Despite the fact that I have spent many years focused on growth and new ideas, I can still see, in myself, the second-class person I learned to be.
How much of this have I already passed along to my child?
I grew up in the 50s when everything was "great." It was easy for me to follow the rules and give the right answers.
I had a rude awakening in young adulthood, when I couldn’t "do it all."
I fought the idea of failure tooth and nail, and lost the battle. But that was when I really began to grow .
To grow, to change, to become something — someone — more, that is the lesson. (Sorry, William, I couldn’t resist!)
I can’t undo my heritage, but I can model the process of change .
Life is short, the work is great… "it is not your task to finish the work but neither are you free to exempt yourself from it .”
To my daughter, her daughters, and their daughters — here are some lessons learned, some still to be learned:
1. You are lovable. You matter.
You are beautiful just as you were made. Your feelings are "right" — emotions are information, like sight and hearing, that tell you about yourself and your world.
Let yourself own them.
In this, you may feel "different." Some people may not approve. Keep in mind that your difference is what makes you, you. And you’re not here to win everyone else’s approval.
2. Your body belongs to you, and to no one else.
Touching one another is a basic human need. An appropriate touch can say volumes about affection and care .
But no one has the right to touch you unless you invite it.
When you know you matter, you can also believe in your right to say "no," and to be respected.
3. Your voice is important.
When you have something to say, say it. Speak your truth . You are smart, you are savvy, and your message is valuable.
Even if you don’t have something "original" to say, join your voice with others — the sound we make together is incredibly rich.

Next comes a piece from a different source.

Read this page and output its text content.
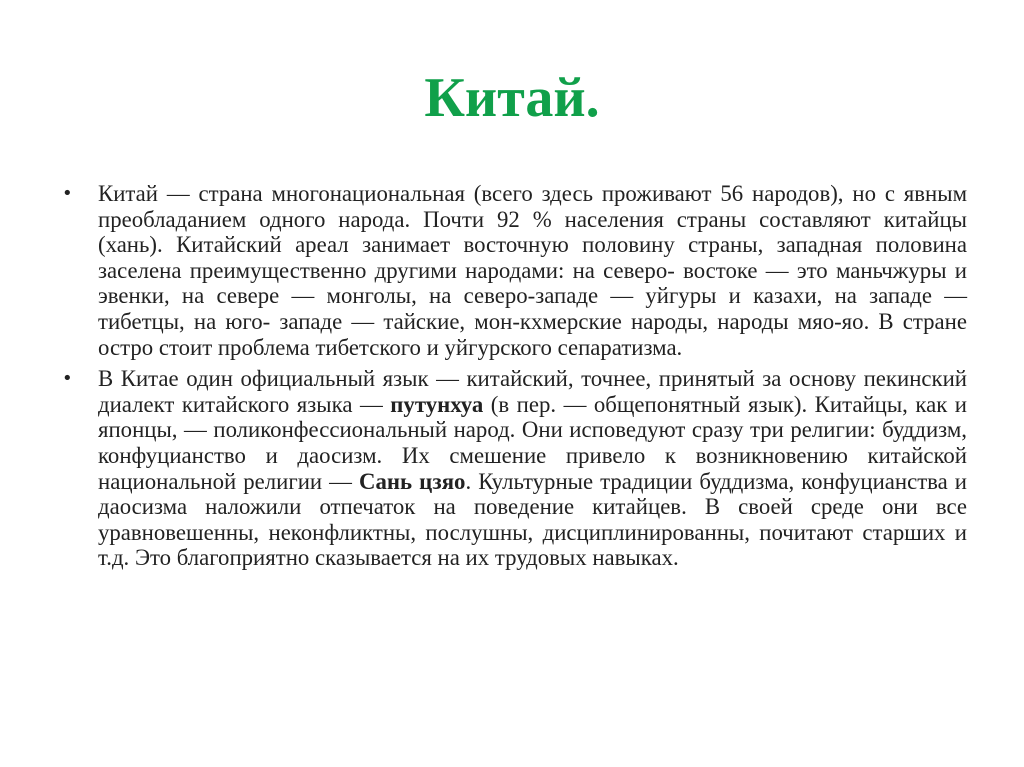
Китай.
•	Китай — страна многонациональная (всего здесь проживают 56 народов), но с явным преобладанием одного народа. Почти 92 % населения страны составляют китайцы (хань). Китайский ареал занимает восточную половину страны, западная половина заселена преимущественно другими народами: на северо- востоке — это маньчжуры и эвенки, на севере — монголы, на северо-западе — уйгуры и казахи, на западе — тибетцы, на юго- западе — тайские, мон-кхмерские народы, народы мяо-яо. В стране остро стоит проблема тибетского и уйгурского сепаратизма.
•	В Китае один официальный язык — китайский, точнее, принятый за основу пекинский диалект китайского языка — путунхуа (в пер. — общепонятный язык). Китайцы, как и японцы, — поликонфессиональный народ. Они исповедуют сразу три религии: буддизм, конфуцианство и даосизм. Их смешение привело к возникновению китайской национальной религии — Сань цзяо. Культурные традиции буддизма, конфуцианства и даосизма наложили отпечаток на поведение китайцев. В своей среде они все уравновешенны, неконфликтны, послушны, дисциплинированны, почитают старших и т.д. Это благоприятно сказывается на их трудовых навыках.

When you don’t speak up, you seldom get to talk.
When you don’t get to talk, you feel less important.
When you feel less important, you feel small. When you feel small… well, you get the picture, and it isn’t pretty.
4. Ask for what you need.
So often we don’t. We hope, we wish, we yearn … but we don’t ask .
Learn to expect help. When you ask, you are giving the other person an opportunity — to be generous, to be in a relationship with you, to be loving.

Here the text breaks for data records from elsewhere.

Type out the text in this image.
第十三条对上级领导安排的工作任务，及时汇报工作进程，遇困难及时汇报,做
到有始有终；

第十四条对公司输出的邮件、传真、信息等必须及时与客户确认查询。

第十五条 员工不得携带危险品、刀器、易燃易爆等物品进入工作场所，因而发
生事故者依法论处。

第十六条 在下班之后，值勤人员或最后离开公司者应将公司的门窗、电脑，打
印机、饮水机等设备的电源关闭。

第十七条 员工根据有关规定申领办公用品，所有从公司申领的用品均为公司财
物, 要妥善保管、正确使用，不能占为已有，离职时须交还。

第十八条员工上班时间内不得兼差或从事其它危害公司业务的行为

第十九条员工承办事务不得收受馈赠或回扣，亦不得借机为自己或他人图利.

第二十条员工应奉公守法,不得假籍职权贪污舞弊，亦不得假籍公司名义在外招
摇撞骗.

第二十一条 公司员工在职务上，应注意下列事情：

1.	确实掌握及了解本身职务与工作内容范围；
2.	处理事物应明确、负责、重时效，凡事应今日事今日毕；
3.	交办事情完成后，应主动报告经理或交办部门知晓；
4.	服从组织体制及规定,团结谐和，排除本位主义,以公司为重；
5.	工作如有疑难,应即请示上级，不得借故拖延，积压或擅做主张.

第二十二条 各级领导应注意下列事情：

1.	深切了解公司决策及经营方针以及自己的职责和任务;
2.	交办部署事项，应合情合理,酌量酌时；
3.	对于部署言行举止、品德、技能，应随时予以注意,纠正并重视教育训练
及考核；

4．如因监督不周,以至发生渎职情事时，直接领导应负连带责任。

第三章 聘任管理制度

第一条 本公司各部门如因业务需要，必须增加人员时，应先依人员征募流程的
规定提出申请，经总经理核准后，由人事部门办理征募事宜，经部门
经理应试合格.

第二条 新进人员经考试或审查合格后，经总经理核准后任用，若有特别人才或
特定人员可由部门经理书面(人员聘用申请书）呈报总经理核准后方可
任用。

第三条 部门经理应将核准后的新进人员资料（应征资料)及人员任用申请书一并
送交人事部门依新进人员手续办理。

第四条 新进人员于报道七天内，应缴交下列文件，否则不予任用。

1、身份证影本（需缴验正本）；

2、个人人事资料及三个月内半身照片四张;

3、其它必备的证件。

You are giving them the pleasure of pleasing you.
And that’s one of the best feelings I know .
5. But follow your instincts.
There is a lot of unconscious male privilege out there. You can learn to see it, to smell it.
You don’t have to offer up your precious insides to someone who isn’t interested, or who will take advantage.
It is true that powerful women have a harder time than powerful men — even among us women.
You don’t have to be militant to be self-possessed and strong. It requires a lot of effort to object to every micro-aggression.
If a stranger is rude , I’m not sure there’s any gain in hunting him down and giving him a piece of your mind.
This is no excuse for rudeness, just the old question, "How Important Is It?"
If the answer is, "very" then go for it! If the answer is, "not so much" then save your breath.
Learn to judge the atmosphere. Keep your eye on your goal .
Pick your battles.
6. You are strong enough to fail.
That sounds odd. Aren't we supposed to get straight A’s? We’ve all heard that mistakes are opportunities , but do we really believe it?
We’re so busy trying to avoid failure that we can’t see it for the gift it can be. I had to fall on my face before I could start to change the way I live.
A client of mine had to lose her job (her #1 fear) to discover that she was much happier without it.
Mistakes offer new knowledge — if only to understand why we made them.
Better than that, they can offer us a new direction. The story goes that Lucite was "discovered" when a cat was accidentally left in the laboratory overnight, and knocked over some chemicals.
It takes strength of character to risk being embarrassed. You have to step out of your safe zone to do something unfamiliar. But once you’re out there…. who can put limits on you?
7. You are part of a sisterhood.
Just before signing the Declaration of Independence, Ben Franklin remarked , "We must all hang together, or most assuredly we shall all hang separately."
The Women’s Movement of the 1970s brought into our awareness the fact that we are more alike than different . We can share, rather than compete.
We can enjoy one another’s accomplishments, knowing that it is reciprocal. When we come from fear of one another, we become our own worst enemies. (53% of white women voted against a woman, and a woman led the resistance to the Equal Rights Amendment ).